Quartapelle: “Banco prova Meloni è la Legge di Bilancio”

Lia Quartapelle ha molto “rispetto per la storia di Giorgia Meloni”. E nonostante la distanza, la deputata del Partito democratico crede che sia “importante, positivo per le donne italiane, vedere una donna presidente del Consiglio”. Quartapelle bacchetta il proprio partito. “A sinistra, in Italia – afferma in un’intervista a Qn – non è ancora successo. Sottolineo ancora, ma succederà. È un traguardo da raggiungere anche per altri partiti della famiglia socialdemocratica europea”. Quartapelle puntualizza: “Non è solo nel Pd che le donne fanno più fatica a emergere a sinistra”. Poi parla dell’impegno di governo della premier.
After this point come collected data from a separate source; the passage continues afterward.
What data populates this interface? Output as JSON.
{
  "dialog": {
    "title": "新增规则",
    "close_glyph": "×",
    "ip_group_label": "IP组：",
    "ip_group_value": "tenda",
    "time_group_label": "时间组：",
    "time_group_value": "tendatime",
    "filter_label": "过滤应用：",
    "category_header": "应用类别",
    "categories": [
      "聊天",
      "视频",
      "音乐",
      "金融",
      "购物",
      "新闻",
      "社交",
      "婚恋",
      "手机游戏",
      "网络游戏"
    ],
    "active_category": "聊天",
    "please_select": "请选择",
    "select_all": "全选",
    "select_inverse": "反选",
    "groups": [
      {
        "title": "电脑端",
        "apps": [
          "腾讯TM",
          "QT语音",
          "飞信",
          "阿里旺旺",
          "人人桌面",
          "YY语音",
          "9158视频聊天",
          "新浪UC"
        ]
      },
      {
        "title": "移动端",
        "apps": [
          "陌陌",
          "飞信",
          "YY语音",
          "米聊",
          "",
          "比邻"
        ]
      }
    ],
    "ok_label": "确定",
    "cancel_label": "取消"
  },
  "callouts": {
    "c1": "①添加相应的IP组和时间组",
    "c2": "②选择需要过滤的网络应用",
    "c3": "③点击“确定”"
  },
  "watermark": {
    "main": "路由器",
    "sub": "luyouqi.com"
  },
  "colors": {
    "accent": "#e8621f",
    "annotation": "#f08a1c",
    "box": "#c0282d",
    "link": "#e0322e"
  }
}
“Per Giorgia Meloni, ora che è al governo, il vero banco di prova sarà la Legge di Bilancio” dove “non vedo una visione di grande respiro per il futuro dell’Italia”. Meloni “si sta dando da fare solo per accontentare alcune categorie senza un grande disegno strategico di rilancio”. Le uniche cose “per le donne, nella Legge di Bilancio, riguardano l’allungamento di un mese del congedo di maternità e il pasticcio su Opzione donna. Operazioni che dicono che non ha un’idea chiara di come ridurre il persistente squilibrio a danno delle donne sul mercato del lavoro italiano. Lo scivolone su Opzione donna, differenziando l’anticipo della pensione per le donne in base al numero dei figli, è una grande ingiustizia”.

Quartapelle parla anche della leadership dem. Al momento per la segreteria del Pd “abbiamo un candidato uomo (Stefano Bonaccini, ndr) e due candidate donne, ringrazio Paola De Micheli e Elly Schlein per avere avuto grinta, idee e energia e essersi messe a disposizione. È così che il Pd può recuperare la credibilità di un partito che lavora con le donne e per le donne”. Rispetto alla politica del M5s “bisogna vedere se l’impegno è reale o di facciata. Quando hanno pensato al reddito di cittadinanza non hanno mai ragionato su come aiutare le persone a trovare lavoro. E Conte, da premier, non si è mai occupato di salario minimo e lo ha fatto solo prima di togliere fiducia al governo Draghi – sottolinea –. Non è il partito del lavoro, è il partito dell’assistenza che spegne il dinamismo sociale”.

Intanto, l’ex presidente della Camera Fausto Bertinotti attacca il Pd. “Questo balletto dei candidati – sostiene – nasconde il vuoto programmatico e politico. Anche questi tentativi mettono in luce, lo dico senza crudeltà, che il Pd è un morto che cammina. I suoi componenti accettino la realtà e lo sciolgano, liberando energie per la fase costituente. Prima si rompe col passato e poi si fa la costituente”. L’ex segretario di Rifondazione comunista a L’aria che tira, su La7. Poi, parlando dei candidati, aggiunge: “Posso scherzare su questa cosa seria? Nel Pci scherzando si diceva che se vuoi scegliere il segretario devi stare nel terreno che sta fra il Piemonte e la Sardegna, se vuoi scegliere il tesoriere vai in Emilia”.